Hell's Gate(34)
“But how do they—?”
“Bats echolocate, right? Well, I think this species can do something more, much more. These creatures were scanning me, and I’m betting those scans can trigger the release of specific—”
“—neurotransmitters.” Thorne finished the thought for him.
“Bingo.”
“And what are those?” Yanni asked.
“Chemicals in your brain, Yanni,” her husband answered. “Some of them cause emotions.”
“Like fear or a sense of calm,” Mac added. “In this case, I think the bats have found a way to use these emotions, as a tool—a hunting technique.”
“The chupacabra . . .” Yanni turned to her husband. “They e-volved this, right?”
“You got it, Yanni!” Thorne replied. Then, flashing his proudest shit-eating grin, he addressed his friend. “So last night in that Brazil nut tree, is this what they did to you?”
“Yeah,” MacCready replied, shifting his stance to suppress a shudder. “They tried to set me up by making me remember things.”
“Like the people you lost?” Yanni asked, quietly.
Mac let out a sigh. “Like the people I lost.”
Twenty minutes later, having shown the Thornes how to operate the Russian weapon, MacCready stood with them on the outskirts of Chapada. Although the sun had been up for nearly an hour, there was little activity in the village. The pigs and poultry were nowhere to be seen, and even the dogs were quiet.
“And speaking of careful,” Thorne said, “having to speak at your funeral would cause me no little embarrassment. So let’s avoid that scene—if you catch my drift.”
“I catch it,” Mac said, as the friends embraced. “Just remember, Bob. Two things. One, tell Hendry about the rocket and the coordinates. And two, get the hell away from here, at least until this shit blows over.”
“Of course, Redundzel, although I also heard you the first sixteen times.”
Mac laughed at the reference to his old nickname. He did have a tendency to repeat what he considered to be important concepts.
“And don’t make me and Yanni have to come in there to rescue your skinny ass.”
“Gotcha,” Mac said, throwing his pal a salute.
Mac never used the word goodbye. In his family, and at this kind of time, goodbye was considered bad luck.
“See you soon, Yanni,” he said. “Maybe at Ebbets Field.”
As the woman approached him, Mac thought he was about to be kissed on the cheek. Instead, Yanni produced a strange-looking necklace and placed it over his head.
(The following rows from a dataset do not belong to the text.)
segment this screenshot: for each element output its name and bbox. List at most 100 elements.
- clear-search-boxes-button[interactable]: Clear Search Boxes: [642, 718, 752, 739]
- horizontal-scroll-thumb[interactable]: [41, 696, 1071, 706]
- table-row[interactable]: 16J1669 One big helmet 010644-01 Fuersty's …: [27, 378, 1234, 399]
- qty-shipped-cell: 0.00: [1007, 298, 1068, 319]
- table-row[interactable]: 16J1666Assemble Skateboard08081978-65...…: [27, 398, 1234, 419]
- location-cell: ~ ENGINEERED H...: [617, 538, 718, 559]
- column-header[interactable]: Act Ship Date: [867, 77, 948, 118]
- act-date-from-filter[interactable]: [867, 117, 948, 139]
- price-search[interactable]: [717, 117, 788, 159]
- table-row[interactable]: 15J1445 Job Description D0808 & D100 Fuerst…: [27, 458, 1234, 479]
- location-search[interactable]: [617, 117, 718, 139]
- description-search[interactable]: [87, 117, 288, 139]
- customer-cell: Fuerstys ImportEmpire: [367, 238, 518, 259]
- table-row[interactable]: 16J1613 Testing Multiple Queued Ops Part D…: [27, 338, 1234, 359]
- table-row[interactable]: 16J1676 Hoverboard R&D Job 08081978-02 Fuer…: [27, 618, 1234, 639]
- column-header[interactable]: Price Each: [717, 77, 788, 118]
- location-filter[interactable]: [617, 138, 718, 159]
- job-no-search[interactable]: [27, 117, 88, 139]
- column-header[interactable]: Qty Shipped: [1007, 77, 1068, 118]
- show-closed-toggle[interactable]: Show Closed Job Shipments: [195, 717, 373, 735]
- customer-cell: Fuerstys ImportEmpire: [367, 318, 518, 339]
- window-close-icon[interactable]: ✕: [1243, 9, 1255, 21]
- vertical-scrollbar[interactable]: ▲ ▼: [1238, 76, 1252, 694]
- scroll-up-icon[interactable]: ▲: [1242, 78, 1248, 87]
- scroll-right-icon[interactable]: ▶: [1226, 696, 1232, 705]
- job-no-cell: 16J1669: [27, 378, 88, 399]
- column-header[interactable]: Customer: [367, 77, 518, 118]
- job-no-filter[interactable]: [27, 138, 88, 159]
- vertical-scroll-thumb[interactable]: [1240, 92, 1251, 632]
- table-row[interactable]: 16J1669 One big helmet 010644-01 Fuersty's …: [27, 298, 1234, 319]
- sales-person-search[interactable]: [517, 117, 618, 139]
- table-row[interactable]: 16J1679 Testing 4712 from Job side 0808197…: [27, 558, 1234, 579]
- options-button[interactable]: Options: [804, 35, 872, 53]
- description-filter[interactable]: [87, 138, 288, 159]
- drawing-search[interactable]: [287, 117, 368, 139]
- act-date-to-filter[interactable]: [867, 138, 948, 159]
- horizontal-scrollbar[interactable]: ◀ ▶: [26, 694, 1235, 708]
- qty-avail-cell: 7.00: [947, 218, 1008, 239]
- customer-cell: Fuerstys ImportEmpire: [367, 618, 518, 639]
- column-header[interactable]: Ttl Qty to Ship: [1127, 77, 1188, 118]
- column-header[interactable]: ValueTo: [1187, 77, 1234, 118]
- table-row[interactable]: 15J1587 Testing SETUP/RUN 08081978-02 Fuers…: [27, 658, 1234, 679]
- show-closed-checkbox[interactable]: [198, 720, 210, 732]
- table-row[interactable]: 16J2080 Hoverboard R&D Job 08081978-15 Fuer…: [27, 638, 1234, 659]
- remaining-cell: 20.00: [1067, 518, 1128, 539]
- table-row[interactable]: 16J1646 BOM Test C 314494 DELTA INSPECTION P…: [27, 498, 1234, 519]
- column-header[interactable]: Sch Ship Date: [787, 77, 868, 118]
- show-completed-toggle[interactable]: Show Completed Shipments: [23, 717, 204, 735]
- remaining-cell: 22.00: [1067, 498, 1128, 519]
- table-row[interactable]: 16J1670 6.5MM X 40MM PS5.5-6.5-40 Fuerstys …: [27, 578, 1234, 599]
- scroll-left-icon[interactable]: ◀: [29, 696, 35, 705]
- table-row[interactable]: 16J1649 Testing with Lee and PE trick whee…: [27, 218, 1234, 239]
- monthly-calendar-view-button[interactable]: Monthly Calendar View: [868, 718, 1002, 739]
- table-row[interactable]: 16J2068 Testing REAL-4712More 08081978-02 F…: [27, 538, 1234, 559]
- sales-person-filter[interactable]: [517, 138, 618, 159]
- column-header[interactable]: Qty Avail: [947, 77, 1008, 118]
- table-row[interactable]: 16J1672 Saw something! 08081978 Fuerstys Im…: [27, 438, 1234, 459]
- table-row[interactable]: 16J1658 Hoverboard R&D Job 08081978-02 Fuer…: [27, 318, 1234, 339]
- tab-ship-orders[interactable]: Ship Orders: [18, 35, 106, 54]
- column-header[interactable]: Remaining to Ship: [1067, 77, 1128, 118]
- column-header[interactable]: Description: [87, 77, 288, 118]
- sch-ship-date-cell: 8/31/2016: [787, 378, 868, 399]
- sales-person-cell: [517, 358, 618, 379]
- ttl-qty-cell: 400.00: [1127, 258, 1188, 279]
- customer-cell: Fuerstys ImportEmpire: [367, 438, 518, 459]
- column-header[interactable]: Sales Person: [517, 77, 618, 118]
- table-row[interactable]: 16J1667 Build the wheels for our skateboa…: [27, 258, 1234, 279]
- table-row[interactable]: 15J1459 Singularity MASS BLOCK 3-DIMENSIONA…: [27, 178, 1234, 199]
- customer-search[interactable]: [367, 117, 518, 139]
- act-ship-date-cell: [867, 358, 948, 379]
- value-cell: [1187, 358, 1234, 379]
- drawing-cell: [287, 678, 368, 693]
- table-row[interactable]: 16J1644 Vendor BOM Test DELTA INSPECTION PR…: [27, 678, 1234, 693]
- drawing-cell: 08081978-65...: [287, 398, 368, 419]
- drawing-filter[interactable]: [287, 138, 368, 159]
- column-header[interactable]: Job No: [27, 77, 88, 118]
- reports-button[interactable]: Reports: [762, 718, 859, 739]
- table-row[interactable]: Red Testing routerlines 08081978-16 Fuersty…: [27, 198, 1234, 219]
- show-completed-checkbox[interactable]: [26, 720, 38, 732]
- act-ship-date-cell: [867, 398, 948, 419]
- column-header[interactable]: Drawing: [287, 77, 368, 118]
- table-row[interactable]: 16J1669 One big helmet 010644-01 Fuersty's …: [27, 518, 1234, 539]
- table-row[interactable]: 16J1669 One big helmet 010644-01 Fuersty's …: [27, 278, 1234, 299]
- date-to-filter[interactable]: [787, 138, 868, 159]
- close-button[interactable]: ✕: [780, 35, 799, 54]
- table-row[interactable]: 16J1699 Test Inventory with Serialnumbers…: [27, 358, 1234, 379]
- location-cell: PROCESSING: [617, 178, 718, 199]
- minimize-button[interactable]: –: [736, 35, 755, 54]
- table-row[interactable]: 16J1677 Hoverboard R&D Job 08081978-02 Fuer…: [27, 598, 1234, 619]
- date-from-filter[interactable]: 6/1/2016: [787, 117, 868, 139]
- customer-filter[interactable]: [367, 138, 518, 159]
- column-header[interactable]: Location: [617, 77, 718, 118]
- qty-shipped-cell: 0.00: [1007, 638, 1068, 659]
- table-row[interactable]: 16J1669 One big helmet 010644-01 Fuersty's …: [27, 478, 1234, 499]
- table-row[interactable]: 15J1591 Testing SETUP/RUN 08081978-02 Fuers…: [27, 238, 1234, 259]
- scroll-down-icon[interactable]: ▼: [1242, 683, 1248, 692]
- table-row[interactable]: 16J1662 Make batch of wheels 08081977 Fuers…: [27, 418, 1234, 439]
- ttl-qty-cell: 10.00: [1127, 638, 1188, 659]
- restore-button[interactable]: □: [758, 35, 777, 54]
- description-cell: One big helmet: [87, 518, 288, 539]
“Wear this, Mac,” she said.
The thin band of leather was attached to a tiny, stoppered bottle, sealed with something rubbery. More local juju, MacCready supposed.
Yanni spoke two or three sentences in her native tongue and Thorne translated: “She says, if you go into the swamp, be sure to rub this stuff on yourself first. It will keep you from getting bitten.”
Mac gave her a slight bow. “You got it, sister!” he said.
Then the friends exchanged nods and Mac turned away, setting off at a brisk pace for the tree line. He knew there was a canyon somewhere beyond those distant trees, a canyon they called Hell’s Gate.
CHAPTER 10
Predator
We hang the petty thieves and appoint the great ones to public office.
—AESOP, GREEK SLAVE AND AUTHOR
Chapada dos Guimar?es
10 A.M. the next day, January 24, 1944
Jesus Raza belched as he reached for a half-empty bottle of pinga, nearly knocking it off the table—again. “You should have seen that gringo,” he slurred to his wife.
Maria was sixteen—some forty years younger than her husband—and although she had not told Raza yet, she was two months pregnant with his child. She had been forced to marry the jefe for one reason only. It certainly wasn’t his manners (there were none) or the fact that even on his best days Raza was a drunken bully. He was simply the most powerful man in Chapada dos Guimar?es. Everyone feared him.
Maria sometimes wondered how Raza had become so important. She remembered him bragging about a youth spent in a place called Mexico where he had ridden with someone named Zapata. But Maria, who, in her entire life had not traveled more than five miles from her village, had never heard that name before.
And he bragged about so many other things, she thought. It seemed he had made a career inventing imaginary friendships with famous people, none of whom she had ever heard of.
What she was certain about was that Raza was a killer. His victims were strangers, mostly. Some were unlucky enough to have crossed him, while others had simply wandered into Chapada at the wrong time. She also knew that with the recent livestock killings, this was definitely one of those “wrong times.”
“The gringo nearly wet himself when he saw me,” Raza said, between swigs of cane liquor, proudly regaling Maria with yet another rendition of his encounter in the church courtyard. He would have killed the stranger, Maria knew, but that other gringo, Thorne, had promised him two tubs of liquor if he’d go away. And if there was one thing Raza liked better than bullying, it was drinking. She also knew that he didn’t want Thorne’s witch of a wife to cast a spell on him.